Good Enough?

Good Enough? November 8, 2010
Religious leaders of almost all flavors like to rant against our evolutionary desire for more more more. Unless you’ve been immersed in a “prosperity gospel” church for the past twenty years you know what I’m talking about. Once our basic needs are covered, “more” material stuff doesn’t make us happier, so our religions teach us to focus our time and energy on things like family, spiritual work, and work to help those whose basic needs aren’t covered.
This makes sense, which is probably why it’s been taught in Eastern and Western religions, in conservative and liberal traditions.

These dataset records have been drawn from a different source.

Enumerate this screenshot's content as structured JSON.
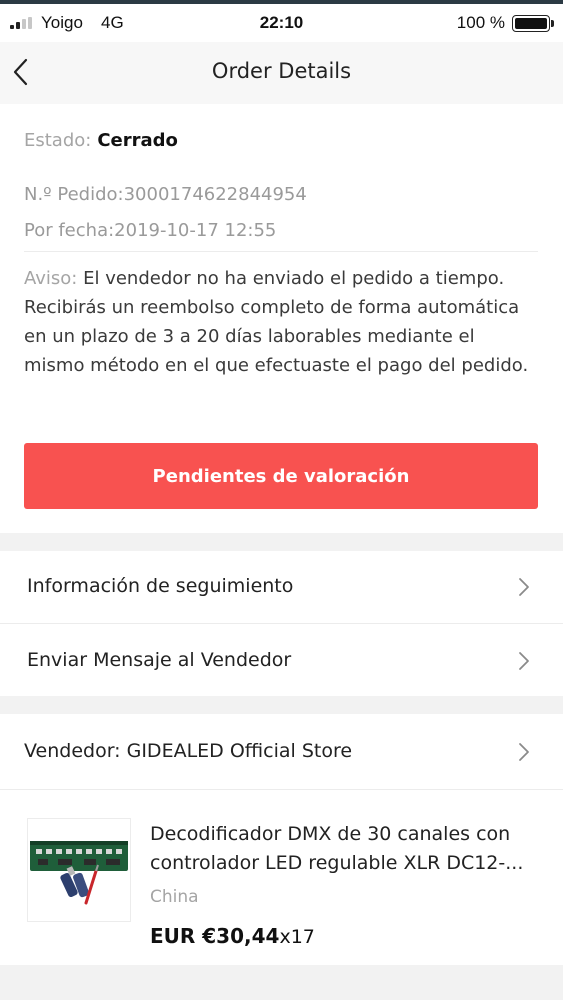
{
  "status_bar": {
    "carrier": "Yoigo",
    "network": "4G",
    "time": "22:10",
    "battery": "100 %"
  },
  "nav": {
    "title": "Order Details",
    "back_icon": "chevron-left-icon"
  },
  "order": {
    "state_label": "Estado:",
    "state_value": "Cerrado",
    "order_number": "N.º Pedido:3000174622844954",
    "order_date": "Por fecha:2019-10-17 12:55",
    "notice_label": "Aviso:",
    "notice_text": " El vendedor no ha enviado el pedido a tiempo. Recibirás un reembolso completo de forma automática en un plazo de 3 a 20 días laborables mediante el mismo método en el que efectuaste el pago del pedido."
  },
  "actions": {
    "review_button": "Pendientes de valoración"
  },
  "links": {
    "tracking": "Información de seguimiento",
    "message_seller": "Enviar Mensaje al Vendedor",
    "seller_store": "Vendedor: GIDEALED Official Store"
  },
  "product": {
    "title": "Decodificador DMX de 30 canales con controlador LED regulable XLR DC12-...",
    "origin": "China",
    "price": "EUR €30,44",
    "quantity": "x17"
  },
  "colors": {
    "accent": "#f85250",
    "background_gap": "#f2f2f2"
  }
}
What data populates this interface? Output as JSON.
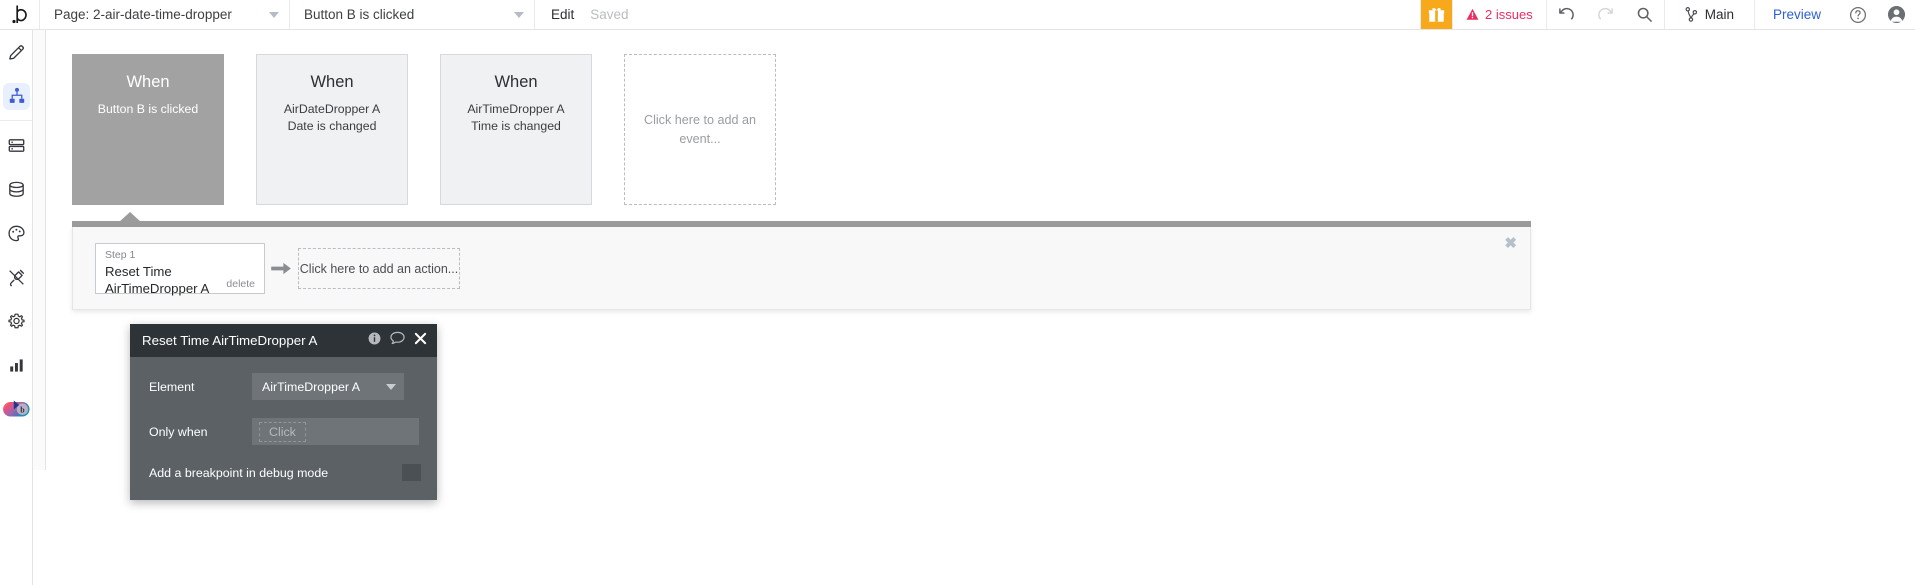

At the same time, the reality is that most of the advances of humanity (both material and spiritual) haven’t been made by balanced individuals. They’ve been made by people who were driven to discover, create, build and achieve more more more. I’m reminded of Thomas Edison’s famous quote “genius is 1% inspiration and 99% perspiration.” To me, that is the essence of drive.
How many great works of art and literature and religion were created by people who wouldn’t know balance if a seesaw hit them in the butt? The cliché of the “tortured artist” is a cliché for a reason.
And that dichotomy brings me to this: once you’ve got “enough” stuff and you realize it, once your spiritual practice is satisfying, once you’ve achieved a balance in your life (precarious though it may be), how do you walk away from that to seek something more, something deeper?
I don’t have the answer to that question, but I know I need to find it. Because the call to something deeper is strong, and I’d rather walk away on my own terms than have it ripped away on someone else’s.